This example shows how to connect and execute SQL against a BigInsights cluster. It connects via JDBC to send request and process result sets.
Big SQL is a massively parallel processing (MPP) SQL engine that deploys directly on the physical Hadoop Distributed File System (HDFS) cluster. This SQL engine pushes processing down to the same nodes that hold the data. Big SQL uses a low-latency parallel execution infrastructure that accesses Hadoop data natively for reading and writing.
BigInsights for Apache Hadoop clusters are secured using Apache Knox. Apache Knox is a REST API Gateway for interacting with Apache Hadoop clusters. The Apache Knox project provides a Java client library and this can be used for interacting with the WebHDFS REST API. Using a library is usally more productive because the library provides a higher level of abstraction than when working directly with the REST API.
See also:
Developers will gain the most from these examples if they are:
- Comfortable using Windows, OS X or *nix command prompts
- Familiar with Database concepts and SQL language
- Able to read code written in a high level language such as Groovy
- Familiar with the Gradle build tool
- Familiar with the WebHdfsGroovy Example
- Your cluster has Big SQL service installed
- You have met the pre-requisites in the top level README
- You have followed the setup instructions in the top level README
Specificaly, ensure you have run from top level repo directory the following tasks:
./gradlew DownloadCertificate
- to get SSL certificate./gradlew DownloadLibs
- to get JDBC jar libraries
This example consists of the following sub examples:
- Connect.groovy - example with simple jdbc connection to BigSQL
- CreateCsv.groovy - example to export CSV file from a table
- CreateExternal.groovy - example with external table in HDFS
- Federation.groovy - example with Federation to DASHDB. Requires some manual setup. See README_Federation.
- Hbase.groovy - example creating and querying HBASE table from Big SQL
- Insert.groovy - example to insert data into Big SQL table
- Load.groovy - example to load data file into Big SQL table
- build.gradle - Gradle script to compile and package the Map/Reduce code and execute the Example.groovy script
To run the one of the examples, open a command prompt window:
- change into the directory containing this example and run gradle to execute the example
./gradlew Connect
(OS X / *nix)gradlew.bat Connect
(Windows)
- some output from running the command on my machine is shown below
$ cd examples/BigSQLGroovy
$ ./gradlew Connect
Defining custom 'clean' task when using the standard Gradle lifecycle plugins has been deprecated and is scheduled to be removed in Gradle 3.0
:CreateTrustStore
Certificate was added to keystore
:SetupLibs
Attepmting to copy /Users/pierreregazzoni/BigInsights-on-Apache-Hadoop/downloads/db2jcc.jar to /Users/pierreregazzoni/BigInsights-on-Apache-Hadoop/examples/BigSQLGroovy/lib
Attepmting to copy /Users/pierreregazzoni/BigInsights-on-Apache-Hadoop/downloads/db2jcc4.jar to /Users/pierreregazzoni/BigInsights-on-Apache-Hadoop/examples/BigSQLGroovy/lib
Attepmting to copy /Users/pierreregazzoni/BigInsights-on-Apache-Hadoop/downloads/db2jcc_license_cu.jar to /Users/pierreregazzoni/BigInsights-on-Apache-Hadoop/examples/BigSQLGroovy/lib
:compileJava UP-TO-DATE
:compileGroovy
:processResources UP-TO-DATE
:classes
:Connect
>> Connectivity test was successful.
BUILD SUCCESSFUL
Total time: 14.084 secs
The output above shows:
- the steps performed by gradle (command names are prefixed by ':' such as :compileGroovy)

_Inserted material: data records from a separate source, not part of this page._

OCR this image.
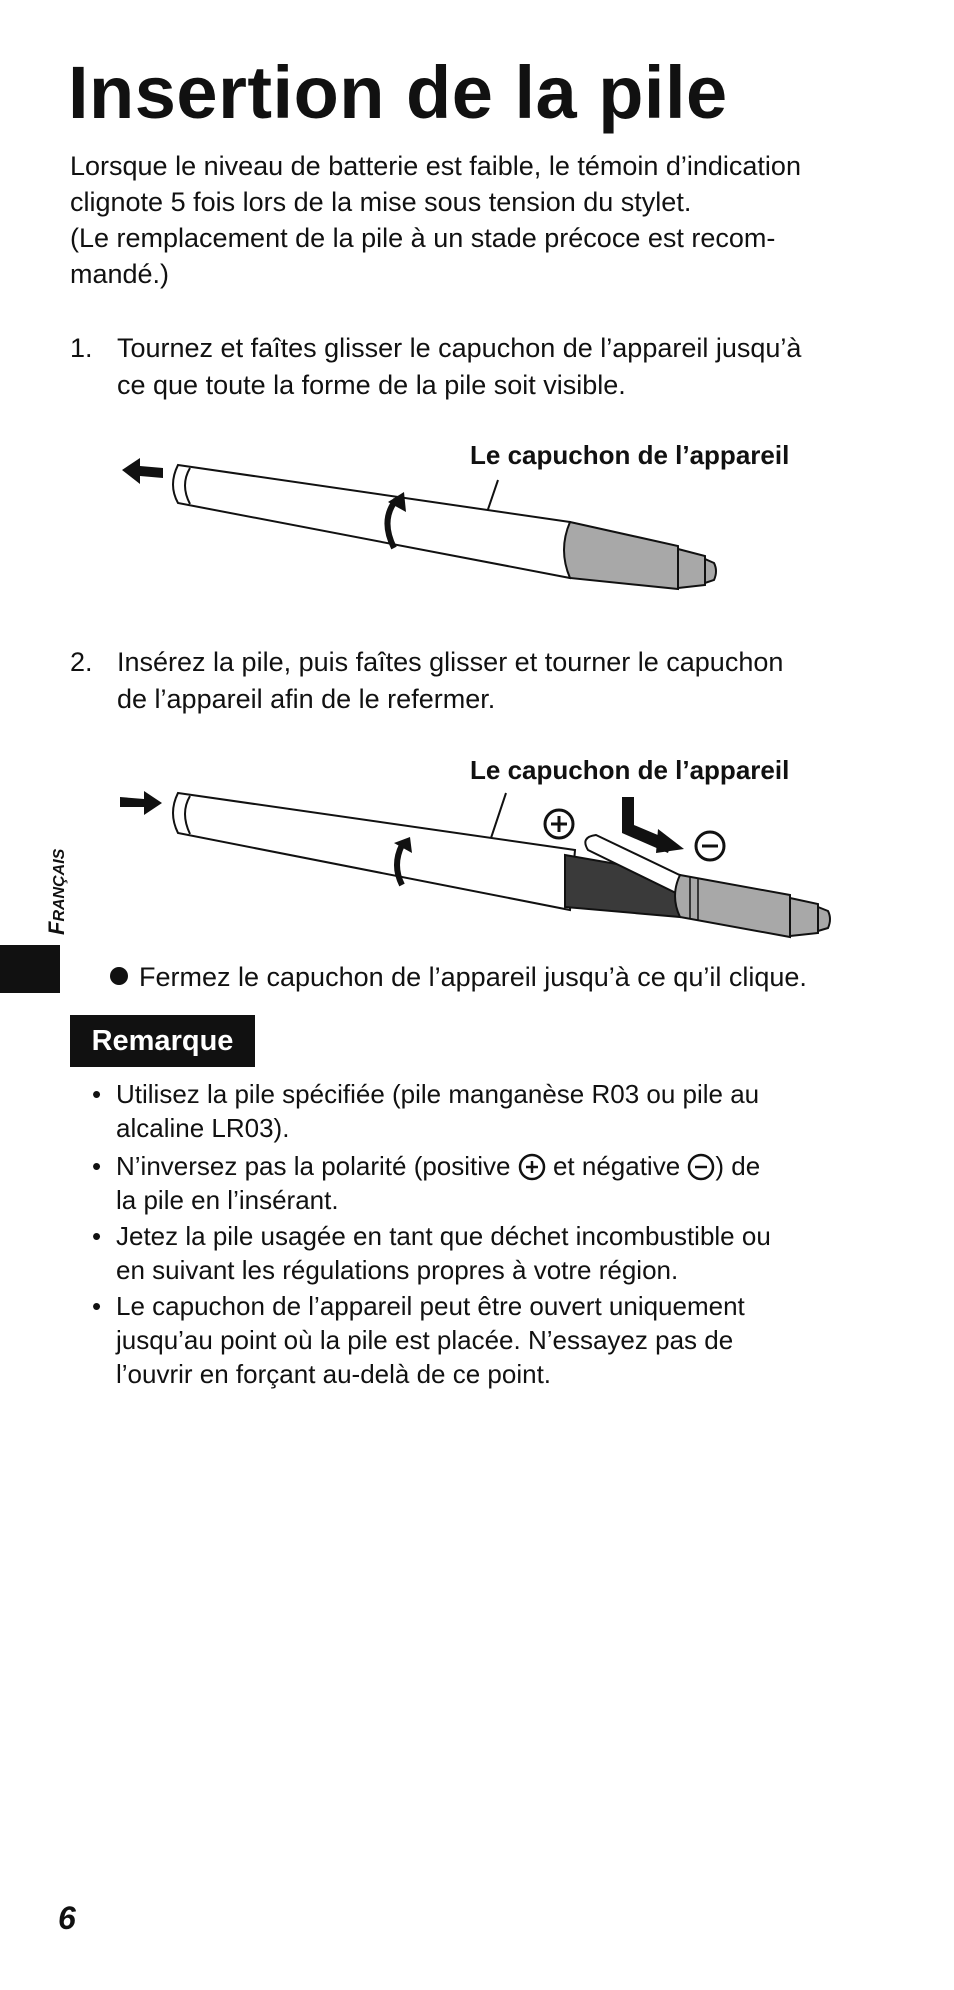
Insertion de la pile
Lorsque le niveau de batterie est faible, le témoin d’indication
clignote 5 fois lors de la mise sous tension du stylet.
(Le remplacement de la pile à un stade précoce est recom-
mandé.)
1. Tournez et faîtes glisser le capuchon de l’appareil jusqu’à
ce que toute la forme de la pile soit visible.
Le capuchon de l’appareil
2. Insérez la pile, puis faîtes glisser et tourner le capuchon
de l’appareil afin de le refermer.
Le capuchon de l’appareil
Fermez le capuchon de l’appareil jusqu’à ce qu’il clique.
Remarque
• Utilisez la pile spécifiée (pile manganèse R03 ou pile au
alcaline LR03).
• N’inversez pas la polarité (positive  et négative ) de
la pile en l’insérant.
• Jetez la pile usagée en tant que déchet incombustible ou
en suivant les régulations propres à votre région.
• Le capuchon de l’appareil peut être ouvert uniquement
jusqu’au point où la pile est placée. N’essayez pas de
l’ouvrir en forçant au-delà de ce point.
FRANÇAIS
6
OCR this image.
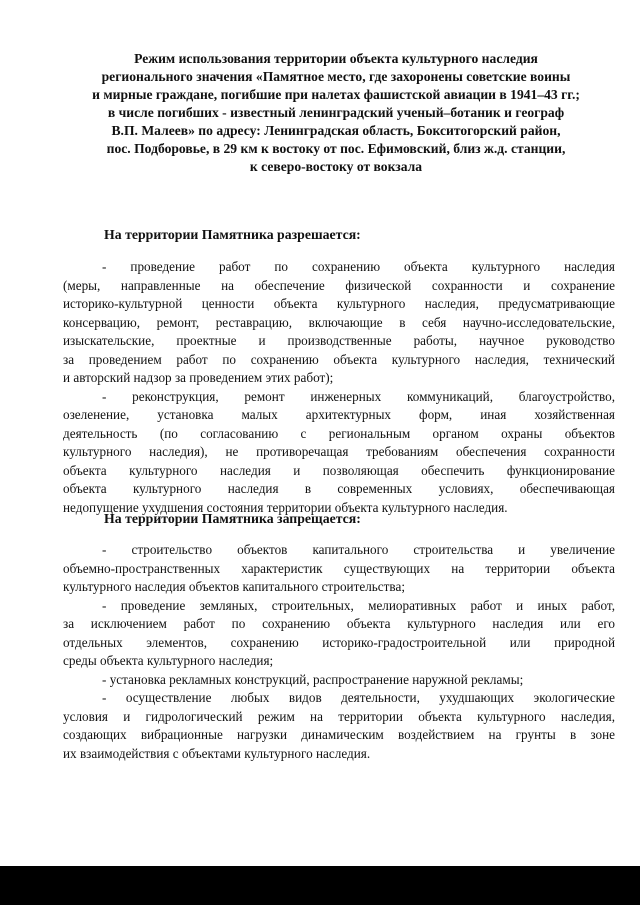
Режим использования территории объекта культурного наследия
регионального значения «Памятное место, где захоронены советские воины
и мирные граждане, погибшие при налетах фашистской авиации в 1941–43 гг.;
в числе погибших - известный ленинградский ученый–ботаник и географ
В.П. Малеев» по адресу: Ленинградская область, Бокситогорский район,
пос. Подборовье, в 29 км к востоку от пос. Ефимовский, близ ж.д. станции,
к северо-востоку от вокзала
На территории Памятника разрешается:

- проведение работ по сохранению объекта культурного наследия
(меры, направленные на обеспечение физической сохранности и сохранение
историко-культурной ценности объекта культурного наследия, предусматривающие
консервацию, ремонт, реставрацию, включающие в себя научно-исследовательские,
изыскательские, проектные и производственные работы, научное руководство
за проведением работ по сохранению объекта культурного наследия, технический
и авторский надзор за проведением этих работ);

- реконструкция, ремонт инженерных коммуникаций, благоустройство,
озеленение, установка малых архитектурных форм, иная хозяйственная
деятельность (по согласованию с региональным органом охраны объектов
культурного наследия), не противоречащая требованиям обеспечения сохранности
объекта культурного наследия и позволяющая обеспечить функционирование
объекта культурного наследия в современных условиях, обеспечивающая
недопущение ухудшения состояния территории объекта культурного наследия.

На территории Памятника запрещается:

- строительство объектов капитального строительства и увеличение
объемно-пространственных характеристик существующих на территории объекта
культурного наследия объектов капитального строительства;

- проведение земляных, строительных, мелиоративных работ и иных работ,
за исключением работ по сохранению объекта культурного наследия или его
отдельных элементов, сохранению историко-градостроительной или природной
среды объекта культурного наследия;

- установка рекламных конструкций, распространение наружной рекламы;

- осуществление любых видов деятельности, ухудшающих экологические
условия и гидрологический режим на территории объекта культурного наследия,
создающих вибрационные нагрузки динамическим воздействием на грунты в зоне
их взаимодействия с объектами культурного наследия.
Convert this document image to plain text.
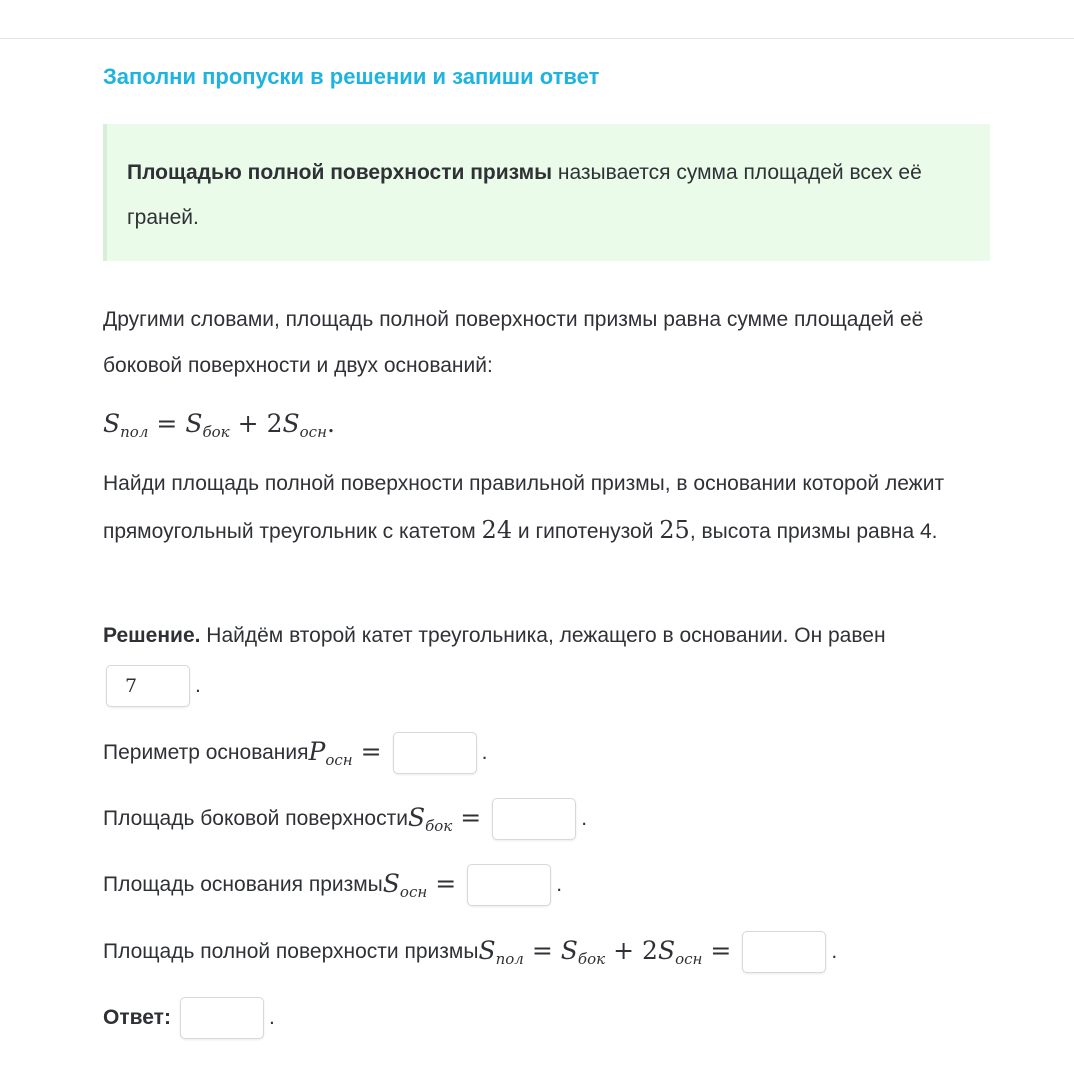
Заполни пропуски в решении и запиши ответ
Площадью полной поверхности призмы называется сумма площадей всех её граней.

Другими словами, площадь полной поверхности призмы равна сумме площадей её боковой поверхности и двух оснований:

$S_{пол} = S_{бок} + 2S_{осн}$.

Найди площадь полной поверхности правильной призмы, в основании которой лежит прямоугольный треугольник с катетом 24 и гипотенузой 25, высота призмы равна 4.

Решение. Найдём второй катет треугольника, лежащего в основании. Он равен

7	.
Периметр основания $P_{осн}$ =	.
Площадь боковой поверхности $S_{бок}$ =	.
Площадь основания призмы $S_{осн}$ =	.
Площадь полной поверхности призмы $S_{пол} = S_{бок} + 2S_{осн}$ =	.
Ответ:	.
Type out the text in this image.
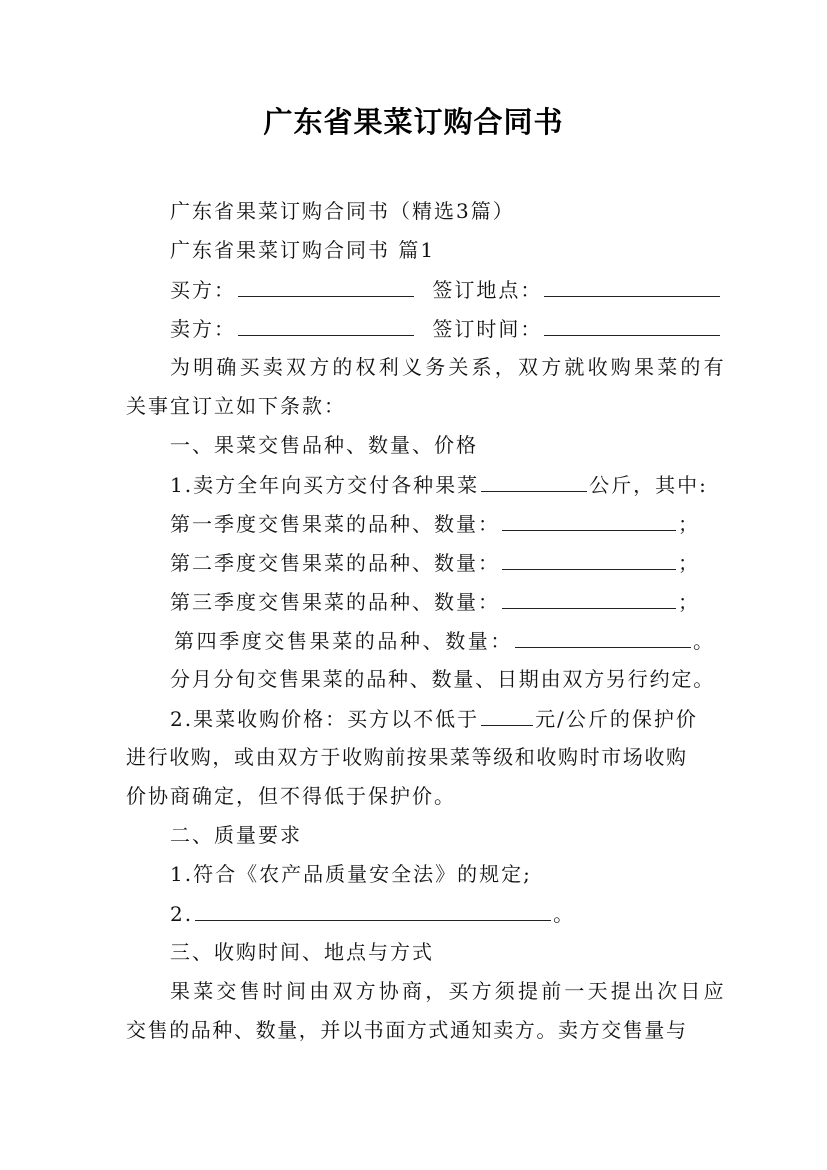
广东省果菜订购合同书
广东省果菜订购合同书（精选3篇）
广东省果菜订购合同书 篇1
买方：	签订地点：
卖方：	签订时间：
为明确买卖双方的权利义务关系，双方就收购果菜的有
关事宜订立如下条款：
一、果菜交售品种、数量、价格
1.卖方全年向买方交付各种果菜	公斤，其中:
第一季度交售果菜的品种、数量：	；
第二季度交售果菜的品种、数量：	；
第三季度交售果菜的品种、数量：	；
第四季度交售果菜的品种、数量：	。
分月分旬交售果菜的品种、数量、日期由双方另行约定。
2.果菜收购价格：买方以不低于	元/公斤的保护价
进行收购，或由双方于收购前按果菜等级和收购时市场收购
价协商确定，但不得低于保护价。
二、质量要求
1.符合《农产品质量安全法》的规定;
2.	。
三、收购时间、地点与方式
果菜交售时间由双方协商，买方须提前一天提出次日应
交售的品种、数量，并以书面方式通知卖方。卖方交售量与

- CreateTrustore step creates the keystore using your cluster SSL certificate
- SetupLibs step copies the JDBC jars from the downloads directory into the lib directory
- the steps performed by each groovy script (output is prefixed by 'Connect')
To run ALL the examples, open a command prompt window:
- change into the directory containing this example and run gradle to execute the example
./gradlew Example
(OS X / *nix)gradlew.bat Example
(Windows)
The examples uses a gradle build file build.gradle when you run ./gradlew
or gradle.bat
. The build.gradle for this example does the following:
- perform the dependency steps. Example depends on following two tasks:
- CreateTrustStore - This will create the keystore with the SSL certificate. This is used as part of the JDBC connection.
- SetupLibs - This task will copy the JDBC driver files under
lib/
directory. Build.gradle also set runtime dependency via following line:runtime fileTree(dir: 'lib', include: '*.jar')
- compile and execute the groovy code
The example task will run all examples: Connect, Insert, Load, Hbase, CreateExternal, CreateCsv, Federation (skipped if requirement not met). You can also execute each individual example one by one.
All code is well commented and it is suggested that you browse the build.gradle and *.groovy scripts to understand in more detail how they work.